Passárgada
Na casa de um dos
alunos dos quais eu dou aula, trabalha uma guria. Ela tem uns vinte e cinco
anos, eu acho. É uma alemoa batata, meia feia, nariz vermelho de furar fronha,
com sotaque carregado, seu nome é Noela. Dia destes eu fui lá especialmente
para montar uma bicicleta. Prescrevi para o menino tamanho, modelo, cor, preço,
tudo. Mandei a mãe da criança comprar. Ela foi. O guri tem algumas dificuldades
motoras, para ele seria bom, ganharia no Natal. Enquanto eu montava na
lavanderia puxei conversa com a coloninha na cozinha:
-Maaas... Daonde tu é,
tchê? Com este sotaque...
-Sô do Agudo.
-Nããããããooo... Do
Agudo?!!
-Sô sim.
A partir daí a conversa
seguiu animada, e continuou muito depois da bici estar pronta. Ela me contou
tudo que sabia da “Picada do Rio”, pequeno e calmo lugarejo de onde tinha
saído. Também me falou da geografia do lugar, dos “môro”, dos “mato”, dos
“bicho” e do Jacuí, e da atmosfera amigável (ela, claro, não usou estas
palavras) que envolve a cidade. Ela está com saudades dos parentes, dos amigos
e de tudo lá. Está arrependida de ter vindo para “capital”, aqui ninguém não tá
nem aí pra ninguém, anda decidida a voltar.
Esta atmosfera amigável
de que falava a Noela, tem me chamado muito a atenção. Não só de Agudo, mesmo
porque nem conheço o tal do Agudo, mas do interior em geral. Aqui é este stress
tão gigantesco. No meu curso a gente estuda a saúde, a prevenção de males e a
busca da longevidade através de uma maior qualidade de vida. Em tudo que eu
estudo verifico que a vida aqui em Porto Alegre está ficando incompatível com a
saúde, insalubre, e no interior, ao contrário, tudo favorece uma melhor
qualidade de vida. Isto anda tocando alto como trombeta dentro da minha cabeça.
Estes últimos três
meses foram horríveis. Eu estava levando ao mesmo tempo, não sei como, estágio
(1ª e 6ª séries) no Colégio Uruguai, três cadeiras na ESEF, a pesquisa e a
monitoria, a oficina de bicicletas e ainda uns dez alunos por fora. Felizmente,
metade disto tudo acabou agora e eu posso sentar e escrever.
Eu andei muito
estressado por estes dias. Saía sempre correndo de um lugar para o outro,
dormia pouco, comia mal. Sempre atucanado com alguma coisa que era para ontem.
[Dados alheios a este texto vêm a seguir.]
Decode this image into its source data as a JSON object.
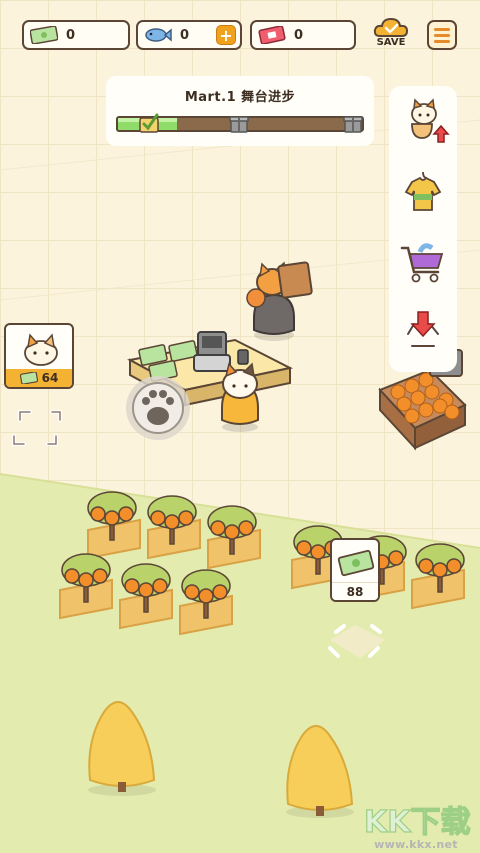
{
  "hud": {
    "cash": {
      "icon": "cash-icon",
      "value": "0"
    },
    "fish": {
      "icon": "fish-icon",
      "value": "0",
      "add_label": "+"
    },
    "ticket": {
      "icon": "ticket-icon",
      "value": "0"
    },
    "save_label": "SAVE",
    "menu_icon": "menu-icon"
  },
  "progress": {
    "title": "Mart.1 舞台进步",
    "fill_fraction": 0.24,
    "milestones": [
      "check-icon",
      "gift-icon",
      "gift-icon"
    ]
  },
  "side_menu": {
    "items": [
      {
        "icon": "cat-upgrade-icon"
      },
      {
        "icon": "shirt-icon"
      },
      {
        "icon": "shopping-cart-icon"
      },
      {
        "icon": "recycle-download-icon"
      }
    ]
  },
  "scene": {
    "hire_cat_price": "64",
    "plot_price": "88",
    "paw_icon": "paw-icon"
  },
  "watermark": {
    "logo_text": "KK下载",
    "url": "www.kkx.net"
  },
  "colors": {
    "accent_orange": "#f3b232",
    "outline_brown": "#5b4636",
    "progress_green": "#8fdc6a",
    "grass_green": "#e3ecae"
  }
}
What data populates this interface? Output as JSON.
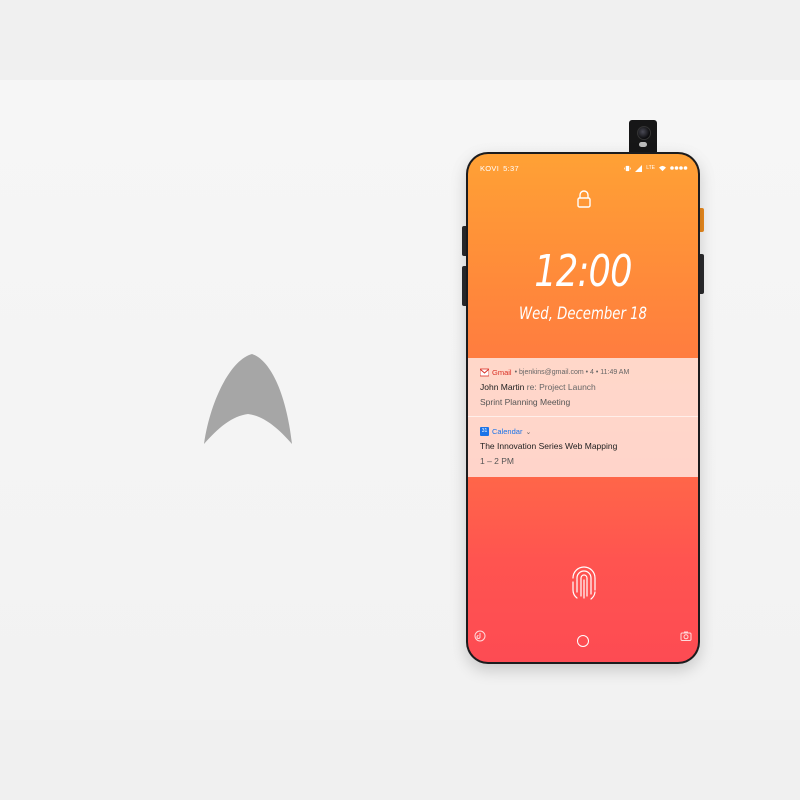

Teve um dia que eu discuti e quase bati num velho que me fechou no trânsito,
horrível. Depois fiquei tremendo (ação adrenérgica), arrependido e
envergonhado. Teve outra vez que corri para pegar um taxi, entrei esbaforido: -
Toca pra Nilo! O motorista era um velhinho bem magro e calmo, ele não disse
nada e tocou. Respirei um pouco: - Que correria né? O véio mudo, só dirigia.
Respirei mais. Eu parecia aquelas galinhas que atravessam a cidade dentro de um
caixote, do aviário para o matadouro, aquele fel todo inundando a carne (depois
a gente come aquilo!). Ainda estava atarantado. Respirei de novo e comecei a
falar sozinho já que o véio não se incomodava comigo. Precisava falar algo com
alguém, se não eu ia abrir a porta e correr empurrando o taxi para ir mais
rápido.
- Não sei se o senhor
viu... Uma reportagem que saiu na Veja estes tempos... A cidade com melhor
qualidade de vida do Brasil fica aqui, no Estado... É Feliz, ali, logo depois
de Campo Bom... O senhor viu?... Acho que muito da qualidade de vida que eles
tem é porque eles não tem esta correria toda no cotidiano... Eles não tem
metade do que a gente tem, mas tão numa boa... Barulho... Congestionamento...
Assalto... Tudo tão caro... Esta porcaria de shopping novo aqui agora, só pra
atrapalhar...
Quando eu parei de
reclamar, divagar e maldizer tudo, fiquei, eu e o velho, um pouco em silêncio.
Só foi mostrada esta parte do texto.